Lt. Gov. Jennifer Carroll, mainstay at low-profile events, looking for bigger role in 2012
The sparse crowd assembled on a Navy warship to honor three Pearl Harbor survivors awaits the arrival of Florida Lt. Gov. Jennifer Carroll.
Smiling, waving and squinting in the midmorning sun, Gov. Rick Scott's No. 2 is 15 minutes late when she boards the USS Underwood. In her only role during the event, she stumbles through reading a proclamation.
Afterward, it's handshakes, hugs and photos for Carroll, the state's first black lieutenant governor who enlisted in the Navy as a jet mechanic and retired as a lieutenant commander before winning three terms in the Florida House as a Republican from a mostly white, suburban Jacksonville district.

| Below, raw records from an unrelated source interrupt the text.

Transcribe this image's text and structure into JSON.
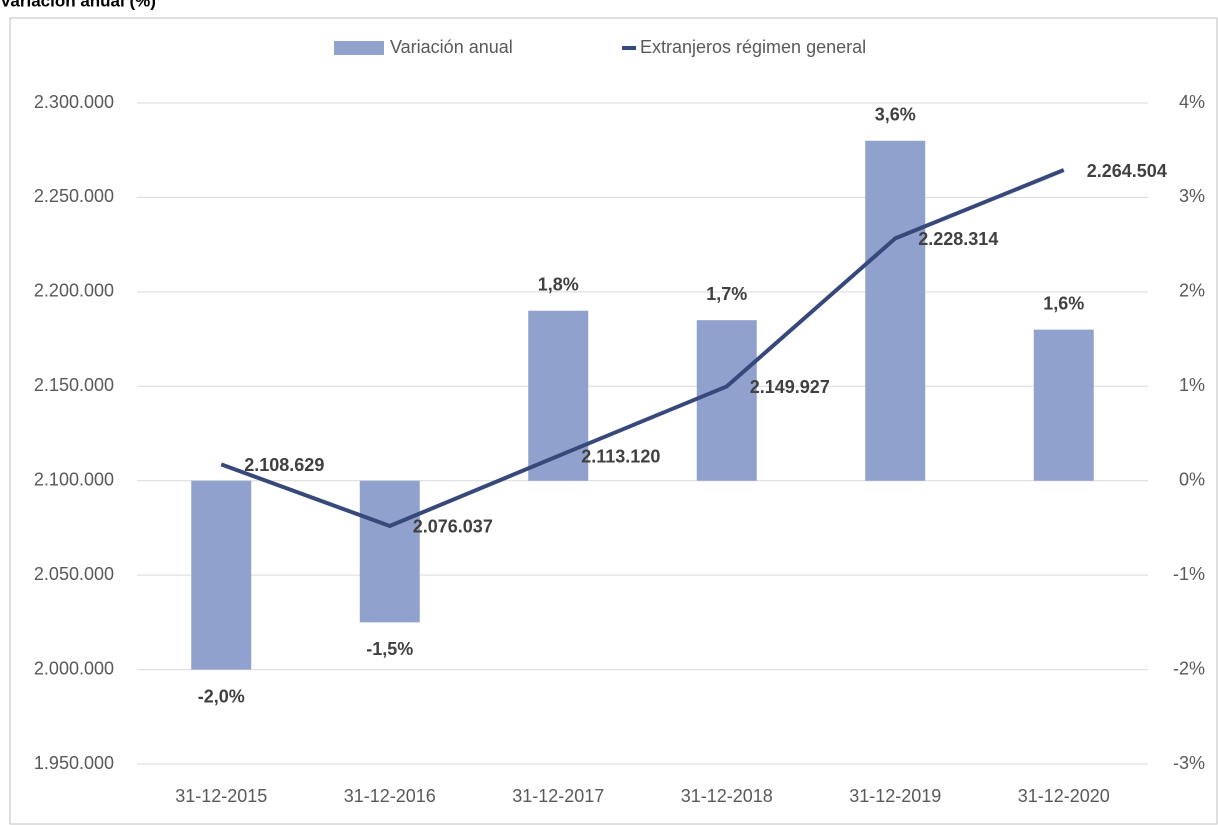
{
  "chart_data": {
    "type": "bar_line",
    "title": "Variación anual (%)",
    "categories": [
      "31-12-2015",
      "31-12-2016",
      "31-12-2017",
      "31-12-2018",
      "31-12-2019",
      "31-12-2020"
    ],
    "series": [
      {
        "name": "Variación anual",
        "type": "bar",
        "axis": "y2",
        "color": "#8fa1cc",
        "values": [
          -2.0,
          -1.5,
          1.8,
          1.7,
          3.6,
          1.6
        ],
        "value_labels": [
          "-2,0%",
          "-1,5%",
          "1,8%",
          "1,7%",
          "3,6%",
          "1,6%"
        ]
      },
      {
        "name": "Extranjeros régimen general",
        "type": "line",
        "color": "#36497a",
        "values": [
          2108629,
          2076037,
          2113120,
          2149927,
          2228314,
          2264504
        ],
        "value_labels": [
          "2.108.629",
          "2.076.037",
          "2.113.120",
          "2.149.927",
          "2.228.314",
          "2.264.504"
        ]
      }
    ],
    "ylim": [
      1950000,
      2300000
    ],
    "yticks": [
      {
        "value": 1950000,
        "label": "1.950.000"
      },
      {
        "value": 2000000,
        "label": "2.000.000"
      },
      {
        "value": 2050000,
        "label": "2.050.000"
      },
      {
        "value": 2100000,
        "label": "2.100.000"
      },
      {
        "value": 2150000,
        "label": "2.150.000"
      },
      {
        "value": 2200000,
        "label": "2.200.000"
      },
      {
        "value": 2250000,
        "label": "2.250.000"
      },
      {
        "value": 2300000,
        "label": "2.300.000"
      }
    ],
    "y2lim": [
      -3,
      4
    ],
    "y2ticks": [
      {
        "value": -3,
        "label": "-3%"
      },
      {
        "value": -2,
        "label": "-2%"
      },
      {
        "value": -1,
        "label": "-1%"
      },
      {
        "value": 0,
        "label": "0%"
      },
      {
        "value": 1,
        "label": "1%"
      },
      {
        "value": 2,
        "label": "2%"
      },
      {
        "value": 3,
        "label": "3%"
      },
      {
        "value": 4,
        "label": "4%"
      }
    ],
    "grid": true,
    "legend": "top"
  }
}
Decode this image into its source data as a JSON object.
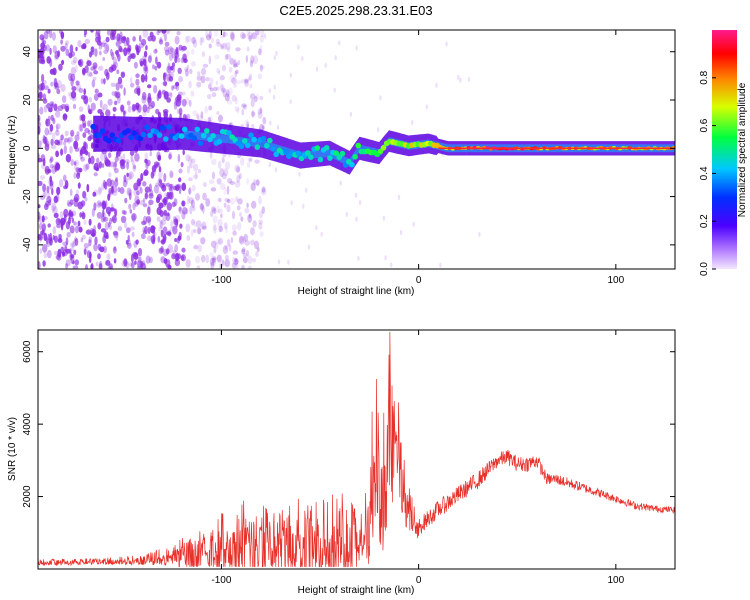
{
  "title": "C2E5.2025.298.23.31.E03",
  "colors": {
    "noise": "#8a2be2",
    "track": "#5a00e0",
    "snr_line": "#e8302a",
    "colorbar": [
      "#f3e6ff",
      "#7b2bf2",
      "#0000ff",
      "#00c8ff",
      "#00ff40",
      "#ffff00",
      "#ff8000",
      "#ff0000",
      "#ff1a8c"
    ]
  },
  "chart_data": [
    {
      "type": "heatmap",
      "name": "spectrogram",
      "xlabel": "Height of straight line (km)",
      "ylabel": "Frequency (Hz)",
      "xlim": [
        -193,
        130
      ],
      "ylim": [
        -50,
        49
      ],
      "xticks": [
        -100,
        0,
        100
      ],
      "yticks": [
        40,
        20,
        0,
        -20,
        -40
      ],
      "colorbar": {
        "label": "Normalized spectral amplitude",
        "range": [
          0,
          1
        ],
        "ticks": [
          "0.0",
          "0.2",
          "0.4",
          "0.6",
          "0.8"
        ],
        "tick_values": [
          0,
          0.2,
          0.4,
          0.6,
          0.8
        ]
      },
      "ridge": [
        {
          "x": -160,
          "f": 6,
          "amp": 0.3
        },
        {
          "x": -140,
          "f": 6,
          "amp": 0.35
        },
        {
          "x": -120,
          "f": 6,
          "amp": 0.4
        },
        {
          "x": -100,
          "f": 4,
          "amp": 0.45
        },
        {
          "x": -80,
          "f": 2,
          "amp": 0.45
        },
        {
          "x": -60,
          "f": -3,
          "amp": 0.45
        },
        {
          "x": -45,
          "f": -2,
          "amp": 0.5
        },
        {
          "x": -35,
          "f": -6,
          "amp": 0.45
        },
        {
          "x": -30,
          "f": 0,
          "amp": 0.55
        },
        {
          "x": -20,
          "f": -2,
          "amp": 0.7
        },
        {
          "x": -15,
          "f": 3,
          "amp": 0.65
        },
        {
          "x": -5,
          "f": 1,
          "amp": 0.7
        },
        {
          "x": 5,
          "f": 2,
          "amp": 0.65
        },
        {
          "x": 15,
          "f": 0,
          "amp": 0.8
        },
        {
          "x": 40,
          "f": 0,
          "amp": 0.95
        },
        {
          "x": 60,
          "f": 0,
          "amp": 0.85
        },
        {
          "x": 90,
          "f": 0,
          "amp": 0.75
        },
        {
          "x": 110,
          "f": 0,
          "amp": 0.8
        },
        {
          "x": 130,
          "f": 0,
          "amp": 0.75
        }
      ]
    },
    {
      "type": "line",
      "name": "snr",
      "xlabel": "Height of straight line (km)",
      "ylabel": "SNR (10 * v/v)",
      "xlim": [
        -193,
        130
      ],
      "ylim": [
        0,
        6600
      ],
      "xticks": [
        -100,
        0,
        100
      ],
      "yticks": [
        2000,
        4000,
        6000
      ],
      "series": [
        {
          "name": "SNR",
          "envelope": {
            "x": [
              -193,
              -160,
              -140,
              -125,
              -115,
              -105,
              -95,
              -85,
              -75,
              -65,
              -55,
              -45,
              -35,
              -28,
              -25,
              -22,
              -18,
              -14,
              -10,
              -6,
              0,
              10,
              20,
              30,
              40,
              45,
              50,
              55,
              60,
              65,
              70,
              80,
              90,
              100,
              110,
              120,
              130
            ],
            "y": [
              250,
              280,
              350,
              600,
              900,
              1300,
              1500,
              1700,
              1600,
              1700,
              1600,
              1900,
              1700,
              1300,
              2900,
              5400,
              3600,
              6500,
              4200,
              2300,
              1500,
              2000,
              2400,
              2800,
              3300,
              3400,
              3200,
              3200,
              3300,
              2700,
              2700,
              2500,
              2300,
              2100,
              1900,
              1800,
              1750
            ]
          },
          "noise": {
            "x": [
              -193,
              -160,
              -140,
              -125,
              -115,
              -105,
              -95,
              -85,
              -75,
              -65,
              -55,
              -45,
              -35,
              -28,
              -25,
              -22,
              -18,
              -14,
              -10,
              -6,
              0,
              10,
              20,
              30,
              40,
              50,
              60,
              65,
              70,
              90,
              110,
              130
            ],
            "y": [
              80,
              80,
              120,
              250,
              500,
              700,
              800,
              1000,
              900,
              1000,
              900,
              1100,
              1000,
              600,
              1400,
              2200,
              1600,
              2400,
              1400,
              600,
              350,
              350,
              350,
              350,
              300,
              300,
              300,
              220,
              220,
              170,
              150,
              120
            ]
          }
        }
      ]
    }
  ]
}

"I just want to hang on," says Edward Kmiec, a 94-year-old Pearl Harbor veteran, as he wraps his arm around the former model and smiles for a snapshot.

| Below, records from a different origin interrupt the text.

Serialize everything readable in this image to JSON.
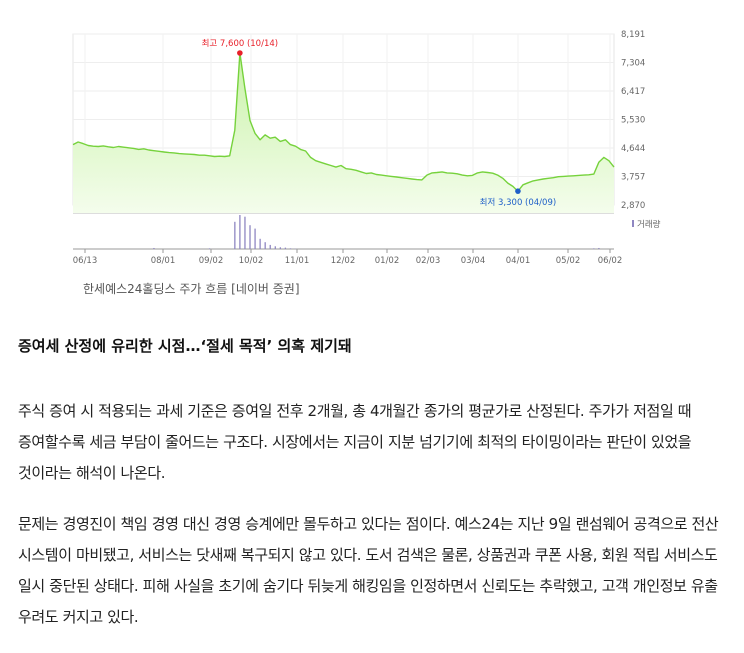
{
  "chart_data": {
    "type": "area",
    "title": "",
    "xlabel": "",
    "ylabel": "",
    "y_ticks": [
      "8,191",
      "7,304",
      "6,417",
      "5,530",
      "4,644",
      "3,757",
      "2,870"
    ],
    "ylim": [
      2870,
      8191
    ],
    "x_ticks": [
      "06/13",
      "08/01",
      "09/02",
      "10/02",
      "11/01",
      "12/02",
      "01/02",
      "02/03",
      "03/04",
      "04/01",
      "05/02",
      "06/02"
    ],
    "series": [
      {
        "values": [
          4750,
          4830,
          4780,
          4720,
          4700,
          4690,
          4710,
          4680,
          4660,
          4690,
          4670,
          4650,
          4630,
          4600,
          4620,
          4580,
          4560,
          4540,
          4520,
          4500,
          4490,
          4470,
          4460,
          4450,
          4440,
          4420,
          4420,
          4400,
          4380,
          4390,
          4380,
          4400,
          5200,
          7600,
          6500,
          5500,
          5100,
          4900,
          5050,
          4950,
          4980,
          4850,
          4900,
          4750,
          4700,
          4600,
          4550,
          4350,
          4250,
          4200,
          4150,
          4100,
          4050,
          4100,
          4000,
          3980,
          3950,
          3900,
          3850,
          3870,
          3820,
          3800,
          3780,
          3760,
          3740,
          3720,
          3700,
          3680,
          3660,
          3650,
          3800,
          3870,
          3880,
          3900,
          3870,
          3860,
          3840,
          3800,
          3780,
          3790,
          3870,
          3900,
          3880,
          3860,
          3800,
          3700,
          3550,
          3450,
          3300,
          3500,
          3560,
          3620,
          3650,
          3680,
          3700,
          3720,
          3750,
          3760,
          3770,
          3780,
          3790,
          3800,
          3810,
          3830,
          4200,
          4350,
          4250,
          4050
        ]
      }
    ],
    "volume": [
      0,
      0,
      0,
      0,
      0,
      0,
      0,
      0,
      0,
      0,
      0,
      0,
      0,
      0,
      0,
      0,
      3,
      0,
      0,
      0,
      0,
      0,
      0,
      0,
      0,
      0,
      0,
      2,
      0,
      0,
      0,
      0,
      80,
      100,
      95,
      70,
      60,
      30,
      20,
      12,
      8,
      5,
      4,
      2,
      1,
      0,
      0,
      0,
      0,
      0,
      0,
      0,
      0,
      0,
      0,
      0,
      0,
      0,
      0,
      0,
      0,
      0,
      0,
      0,
      0,
      0,
      0,
      0,
      0,
      0,
      0,
      0,
      0,
      0,
      0,
      0,
      0,
      0,
      0,
      0,
      0,
      0,
      0,
      0,
      0,
      0,
      0,
      0,
      0,
      0,
      0,
      0,
      0,
      0,
      0,
      0,
      0,
      0,
      0,
      0,
      0,
      0,
      0,
      2,
      3,
      0,
      0,
      0
    ],
    "volume_label": "거래량",
    "max_annotation": "최고 7,600 (10/14)",
    "min_annotation": "최저 3,300 (04/09)",
    "colors": {
      "line": "#76d23c",
      "fill_top": "#c9f2a8",
      "max_dot": "#e8202a",
      "min_dot": "#1e5fc8",
      "volume_bar": "#8f87c2"
    }
  },
  "caption": "한세예스24홀딩스 주가 흐름 [네이버 증권]",
  "article": {
    "heading": "증여세 산정에 유리한 시점…‘절세 목적’ 의혹 제기돼",
    "paragraphs": [
      "주식 증여 시 적용되는 과세 기준은 증여일 전후 2개월, 총 4개월간 종가의 평균가로 산정된다. 주가가 저점일 때 증여할수록 세금 부담이 줄어드는 구조다. 시장에서는 지금이 지분 넘기기에 최적의 타이밍이라는 판단이 있었을 것이라는 해석이 나온다.",
      "문제는 경영진이 책임 경영 대신 경영 승계에만 몰두하고 있다는 점이다. 예스24는 지난 9일 랜섬웨어 공격으로 전산 시스템이 마비됐고, 서비스는 닷새째 복구되지 않고 있다. 도서 검색은 물론, 상품권과 쿠폰 사용, 회원 적립 서비스도 일시 중단된 상태다. 피해 사실을 초기에 숨기다 뒤늦게 해킹임을 인정하면서 신뢰도는 추락했고, 고객 개인정보 유출 우려도 커지고 있다."
    ]
  }
}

"Thank you for your service," Carroll, 52, tells him.
In the year since setting her own family photos on the credenza inside the lieutenant governor's office, Carroll, much as her predecessors, has been the governor's proxy at low-profile events like this Pearl Harbor ceremony. She also led foreign trade missions to Europe and South Africa, served as chairwoman of Space Florida and, she says, played a direct role in increasing federal defense contracts in the state.
But it's what she hasn't done that has surprised many people.